Nancy Pelosi is speaker again for one reason: her party picked up 40 seats in mostly moderate districts.
And yet the Democrats are being yanked to the left by their most visible uber-liberals, creating a huge image problem for the 79-year-old congresswoman.
With the left-wingers grabbing the lion's share of media attention, President Trump is already trying to run against her party as a bunch of wild-eyed socialists.
That leaves Pelosi with the unenviable task of preventing the Democrats from being defined by their most ideological members — and yes, the irony that this challenge falls to a classic San Francisco liberal is unmistakable.
Democrats aren't the world's most organized party. Holding together a fractious caucus has never been an easy task. And there are lingering levels of distrust from the way the establishment favored Hillary Clinton in 2016 over Bernie Sanders, who now finds himself the nominal front-runner for 2020.
With the party obsessed with knocking off Trump, keeping a façade of unity may well be impossible.
"The far left's frustration with House Speaker Nancy Pelosi is on the rise," The Washington Post declares.
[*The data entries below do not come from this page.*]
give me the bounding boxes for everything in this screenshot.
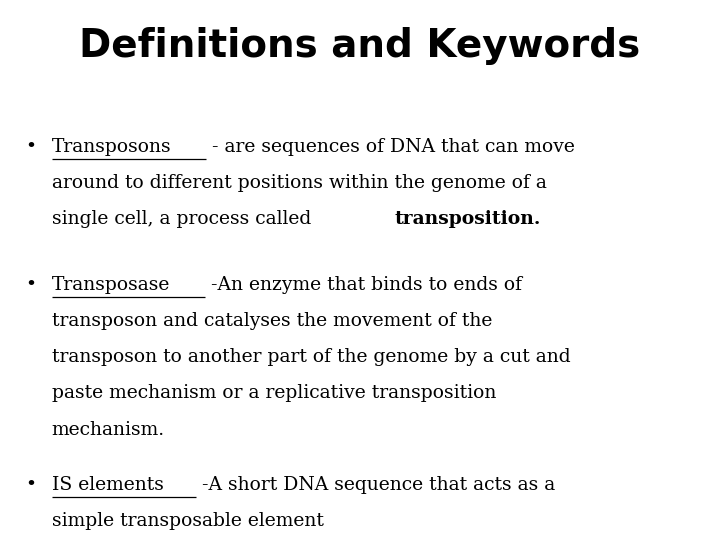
Text: single cell, a process called: single cell, a process called — [52, 210, 317, 228]
Text: simple transposable element: simple transposable element — [52, 512, 324, 530]
Text: •: • — [25, 138, 36, 156]
Text: transposition.: transposition. — [394, 210, 541, 228]
Text: paste mechanism or a replicative transposition: paste mechanism or a replicative transpo… — [52, 384, 496, 402]
Text: transposon to another part of the genome by a cut and: transposon to another part of the genome… — [52, 348, 570, 366]
Text: •: • — [25, 276, 36, 294]
Text: •: • — [25, 476, 36, 494]
Text: IS elements: IS elements — [52, 476, 163, 494]
Text: Transposase: Transposase — [52, 276, 170, 294]
Text: -An enzyme that binds to ends of: -An enzyme that binds to ends of — [204, 276, 521, 294]
Text: around to different positions within the genome of a: around to different positions within the… — [52, 174, 546, 192]
Text: transposon and catalyses the movement of the: transposon and catalyses the movement of… — [52, 312, 492, 330]
Text: Definitions and Keywords: Definitions and Keywords — [79, 27, 641, 65]
Text: - are sequences of DNA that can move: - are sequences of DNA that can move — [206, 138, 575, 156]
Text: Transposons: Transposons — [52, 138, 171, 156]
Text: mechanism.: mechanism. — [52, 421, 165, 438]
Text: -A short DNA sequence that acts as a: -A short DNA sequence that acts as a — [196, 476, 555, 494]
The latest contretemps revolves around Ilhan Omar, one of the first two Muslim congresswomen, who has repeatedly stirred controversy with comments viewed as anti-Semitic. It was Pelosi who had to steer passage of a House resolution condemning anti-Semitism and other forms of bigotry that was watered down by not mentioning Omar.
Now the Minnesota lawmaker is in a war of words with Trump, triggered by her remarks about 9/11. Omar complained that Muslims were being treated as second-class citizens because "some people did something and that all of us were starting to lose access to our civil liberties." The New York Post put a photo of the burning twin towers on the front page with the headline, "Here's Your Something."
The president pounced by retweeting a post that called Omar a "sick monster." He posted a video with footage of the World Trade Center — titled "WE WILL NEVER FORGET!" — with Omar's remarks spliced in.
When Omar started receiving death threats, some in the media blamed Trump, as if criticism of a politician is the equivalent of inciting crackpots against her. But the situation was certainly inflamed.
The Post reports that "Omar's allies over the weekend were upset by what they viewed as Pelosi's delayed response" in supporting her colleague. Her first statement criticizing Trump made no mention of Omar. Pelosi ratcheted up her rhetoric on Monday, saying the president's sharing of the video was "beneath the dignity of the Oval Office."
Liberals are also upset, according to the paper, at Pelosi's jibe at Alexandria Ocasio-Cortez during a "60 Minutes" interview. Pelosi said AOC's "wing" of the party included "like five people."
Trump has ramped up his attacks on Omar, saying Monday that she's "very disrespectful" toward both America and Israel and has "got a way about her that's very, very bad for our country."
The president is also using Omar as a way of dinging Pelosi. Keep in mind that Trump has not directly assailed Pelosi — not even bestowing a nickname on the woman who seemed to have outmaneuvered him during the 35-day government shutdown.
Look at this presidential tweet: "Before Nancy, who has lost all control of Congress and is getting nothing done, decides to defend her leader, Rep. Omar, she should look at the anti-Semitic, anti-Israel and ungrateful U.S. HATE statements Omar has made. She is out of control, except for her control of Nancy!"
Trump is essentially saying that Pelosi has lost control to her left-wing zealots, and has been reduced to an Omar puppet. Pelosi actually runs the House with a strong hand, but Trump's slam nicely dovetails with his desire to run against the Omar/AOC/Bernie "socialists."
Liberal critics are accusing the president of using bigoted rhetoric.
"If Omar is a target, it has little to do with what she said and everything to do with who she is: A black Muslim woman — and an immigrant — whose very person disrupts the exclusionary ideal of a white Christian America," says Jamelle Bouie, an African-American columnist for The New York Times.
It's all gotten pretty ugly, no question about it. Ilhan Omar, although she apologized once for anti-Semitic comments, does not appear to be a conciliatory politician. And neither, of course, is Donald Trump.
But there is a payoff to waging such high-profile fights: Omar raised $832,000 in the first quarter of the year, more than all but a few House Democrats.